Of these, only two had been present when the bomb exploded.
Newspaper editor August Spies and Samuel Fielden both had spoken at the rally and were stepping down from the speaker's wagon in compliance with police orders to disperse just before the bomb went off.
Two others had been present at the beginning of the rally but had left and were at Zepf's Hall, an anarchist rendezvous, at the time of the explosion.
They were: Arbeiter-Zeitung typesetter Adolph Fischer and the well-known activist Albert Parsons, who had spoken for an hour at the Haymarket rally before going to Zepf's.
Parsons, who believed that the evidence against the other defendants was weak, had subsequently voluntarily turned himself in, in solidarity with the accused.
A third man, Spies's assistant editor Michael Schwab (who was the brother-in-law of Schnaubelt) was speaking at another rally at the time of the bombing (he was also later pardoned).
Not directly tied to the demonstration but arrested because notorious for their militant radicalism were George Engel (who was home playing cards on that day), and Louis Lingg, the hot-headed bomb maker denounced by his associate, Seliger.

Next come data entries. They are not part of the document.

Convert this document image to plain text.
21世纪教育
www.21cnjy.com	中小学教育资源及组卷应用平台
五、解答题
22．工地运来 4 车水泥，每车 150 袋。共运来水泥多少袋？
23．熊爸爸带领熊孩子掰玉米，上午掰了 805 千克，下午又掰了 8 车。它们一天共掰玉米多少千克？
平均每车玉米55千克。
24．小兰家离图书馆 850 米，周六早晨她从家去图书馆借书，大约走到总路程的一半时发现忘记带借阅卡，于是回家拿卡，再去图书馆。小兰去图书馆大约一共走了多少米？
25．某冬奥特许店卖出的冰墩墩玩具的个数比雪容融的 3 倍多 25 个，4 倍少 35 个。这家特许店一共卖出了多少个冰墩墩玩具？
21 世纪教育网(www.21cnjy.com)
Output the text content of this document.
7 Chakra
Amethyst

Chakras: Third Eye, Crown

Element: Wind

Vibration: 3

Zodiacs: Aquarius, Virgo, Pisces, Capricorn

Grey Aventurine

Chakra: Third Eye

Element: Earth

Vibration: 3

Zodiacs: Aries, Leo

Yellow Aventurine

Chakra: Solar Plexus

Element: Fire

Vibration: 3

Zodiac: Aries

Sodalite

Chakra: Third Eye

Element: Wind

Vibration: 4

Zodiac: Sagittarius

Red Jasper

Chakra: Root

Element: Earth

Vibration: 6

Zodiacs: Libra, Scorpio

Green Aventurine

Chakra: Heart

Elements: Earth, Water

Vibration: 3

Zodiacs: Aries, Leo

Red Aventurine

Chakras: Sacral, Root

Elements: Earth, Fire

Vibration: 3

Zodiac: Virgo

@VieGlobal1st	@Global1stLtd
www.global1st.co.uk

Another defendant who had not been present that day was Oscar Neebe, an American-born citizen of German descent who was associated with the Arbeiter-Zeitung and had attempted to revive it in the aftermath of the trial.
Of the eight defendants, five—Spies, Fischer, Engel, Lingg and Schwab—are German-born immigrants; a sixth, Neebe, is a U.S.-born citizen of German descent.
Only the remaining two, Parsons and Fielden, born in the U.S. and England, respectively, are of British heritage.